Excerpted from the book THE NORMAL BAR. Copyright © 2013 by Chrisanna Northrup, Pepper Schwartz, and James Witte. Published by Harmony, an Imprint of the Crown Publishing Group, a division of Random House, Inc. The Normal Bar is the world's most extensive survey on romantic relationships, polling over 100,000 people and collecting over 1 million data points. The survey was conducted in 2011 using a powerful interactive survey tool called OnQ with the help of media partners The Huffington Post, Reader's Digest, AARP, iVillage, & AOL.
The Normal Bar data show us that even in good relationships, trust is shaky. Having complete and total confidence in a partner seems to be a struggle for most of us.
Do you trust your partner?Only 39% of women in this study completely trust their partners, compared to 53% of men. What’s wrong with this picture? Why the gender difference, and why the low levels of trust in general? It may be that a lot of couples intuitively know or have learned by experience that their spouse or live-in partner has the potential to rove.
Women in heterosexual relationships know the same thing that many studies have shown: that men are more interested in and titillated about sex outside the relationship, and that may account for a higher percentage of women who doubt their partner’s honesty and fidelity. On the other hand, nearly half of men suspect their partners, too.
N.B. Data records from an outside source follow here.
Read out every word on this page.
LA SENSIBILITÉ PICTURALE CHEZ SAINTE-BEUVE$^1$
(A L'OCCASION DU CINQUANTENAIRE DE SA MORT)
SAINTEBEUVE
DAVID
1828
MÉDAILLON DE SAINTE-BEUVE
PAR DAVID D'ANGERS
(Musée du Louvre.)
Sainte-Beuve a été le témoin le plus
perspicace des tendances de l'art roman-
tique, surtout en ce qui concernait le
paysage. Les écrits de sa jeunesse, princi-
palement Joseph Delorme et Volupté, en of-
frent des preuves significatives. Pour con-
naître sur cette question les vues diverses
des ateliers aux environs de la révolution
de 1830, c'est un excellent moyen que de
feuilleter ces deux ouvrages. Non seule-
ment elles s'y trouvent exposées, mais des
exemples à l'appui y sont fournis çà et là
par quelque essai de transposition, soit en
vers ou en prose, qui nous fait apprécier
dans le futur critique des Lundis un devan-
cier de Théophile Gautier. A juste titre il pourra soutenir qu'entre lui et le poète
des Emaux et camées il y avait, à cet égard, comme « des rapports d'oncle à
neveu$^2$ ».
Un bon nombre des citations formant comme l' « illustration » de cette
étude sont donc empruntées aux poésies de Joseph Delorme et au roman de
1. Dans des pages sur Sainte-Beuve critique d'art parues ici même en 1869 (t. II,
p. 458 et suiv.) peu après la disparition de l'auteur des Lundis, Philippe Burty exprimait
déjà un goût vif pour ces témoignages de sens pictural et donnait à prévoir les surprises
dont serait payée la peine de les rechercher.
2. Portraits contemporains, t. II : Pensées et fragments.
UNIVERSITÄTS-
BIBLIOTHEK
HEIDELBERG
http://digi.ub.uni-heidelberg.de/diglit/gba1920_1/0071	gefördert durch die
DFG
Both men and women believe that their partners will hide unpleasant truths, and that they may have to dig to find out what is really going on.
Have you ever lied to your partner?Nearly three-quarters of our respondents (75% of men and 71% of women) said they lie to their partners to one degree or another. Only 27% of our respondents said they never ever lie. Does lying negatively affect the quality of your relationship? Probably not. Even among extremely happy couples, 69% of men and women said they’ve lied at some point to their partners.
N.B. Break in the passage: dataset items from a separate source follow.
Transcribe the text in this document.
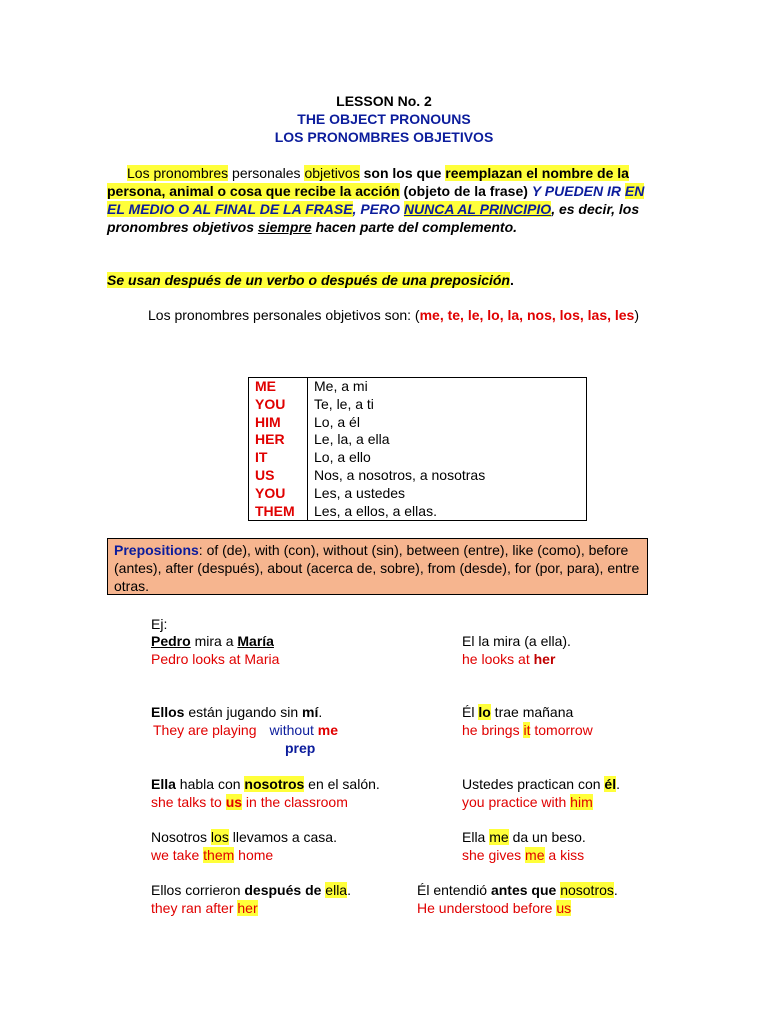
LESSON No. 2
THE OBJECT PRONOUNS
LOS PRONOMBRES OBJETIVOS
Los pronombres personales objetivos son los que reemplazan el nombre de la persona, animal o cosa que recibe la acción (objeto de la frase) Y PUEDEN IR EN EL MEDIO O AL FINAL DE LA FRASE, PERO NUNCA AL PRINCIPIO, es decir, los pronombres objetivos siempre hacen parte del complemento.
Se usan después de un verbo o después de una preposición.
Los pronombres personales objetivos son: (me, te, le, lo, la, nos, los, las, les)
ME	Me, a mi
YOU	Te, le, a ti
HIM	Lo, a él
HER	Le, la, a ella
IT	Lo, a ello
US	Nos, a nosotros, a nosotras
YOU	Les, a ustedes
THEM	Les, a ellos, a ellas.
Prepositions: of (de), with (con), without (sin), between (entre), like (como), before (antes), after (después), about (acerca de, sobre), from (desde), for (por, para), entre otras.
Ej:
Pedro mira a María
Pedro looks at Maria
El la mira (a ella).
he looks at her
Ellos están jugando sin mí.
They are playing without me
prep
Él lo trae mañana
he brings it tomorrow
Ella habla con nosotros en el salón.
she talks to us in the classroom
Ustedes practican con él.
you practice with him
Nosotros los llevamos a casa.
we take them home
Ella me da un beso.
she gives me a kiss
Ellos corrieron después de ella.
they ran after her
Él entendió antes que nosotros.
He understood before us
But the fact that very happy partners lie demands some further scrutiny. For most couples, some lying is necessary to keep the peace, to protect each other’s feelings, and to preserve a sense of safety in the relationship. The 27% who never lie may be righteous, but they can also be cruelly frank. Men and women who shade the truth may be more loving and protective. Even well-intentioned lies, however, can hurt the relationship if the truth that’s withheld is something the partner has every right and need to know. Knowing when a lie is reasonable and when it is reprehensible isn’t always an easy call.
Do you lie about your feelings?Relationships are supposed to be open, sharing, and honest. But 59% of men and 56% of women lie about their feelings. Half of all partners not only stifle their emotions but also give misleading feedback about what’s going on in their head and heart. As you might guess, people who are less happy lie the most. In fact, 72% of unhappy partners choose not to share their true feelings with their partners. Whether this emotional deception is a cause or an effect of the overall unhappiness, it makes it very difficult to fix the relationship. The surprising finding, however, is that 48% of extremely happy partners also lie about their feelings.
Do you lie about your partner’s sexual performance?Just as men are more likely to tell white lies about their partner’s appearance, women are more likely to flatter their partner’s sexual performance. We found that 43% of women lie about how they feel about their partner’s sexual performance, compared to just 28% of men. That’s probably not because women are better lovers but, rather, because they feel a greater need to protect their partner’s feelings. When a man feels insecure, he may have difficulty getting an erection, so it’s in his partner’s—as well as his—interest to boost his sexual self-esteem. The bad news here is that some honest communication has to take place; otherwise, nothing is likely to improve.
As you might imagine, sexually dissatisfied men and women lie almost twice as much (50%) as sexually satisfied partners (27%). If you talk openly and honestly with your partner about what isn’t working, you’re much more likely to achieve sexual satisfaction than if you salve your partner’s sexual feelings at the expense of your own pleasure. Lying may cause fewer storms, but also fewer orgasms!
Have you read your partner’s e‐mail?Privacy seems to be in jeopardy. More than half (54%) of women and 49% of men read their partner’s e-mail! It doesn’t matter if they’re happy or unhappy with their relationships, either. Anyone, it seems, can be tempted to sneak a peek at private messages.
It may be that a lot of couples keep their computers open and their e-mail accessible. However, that doesn’t constitute an open invitation. One man said, “I caught my girlfriend going through my e-mail and I went wild. How dare she do that! It just eroded any trust I had in her. We broke up over it. When I started dating Georgia [his wife] I told her about that incident because I wanted to make sure she knew how strongly I felt about my privacy.”
Have you ever lied about where you’ve been?A full half of all men and 36% of women said they sometimes lie about where they’ve been and what they’ve been doing. One of these respondents explained, “I have to admit, I lie by omission a lot of the time. For example, I don’t tell Henry when I see my ex. He really doesn’t like him and I think he thinks I’ve still got a thing for him. I don’t, but I do want to keep a friendship going. So I either don’t tell Henry or I tell him I am with my girlfriends when I am really meeting my ex for dinner.”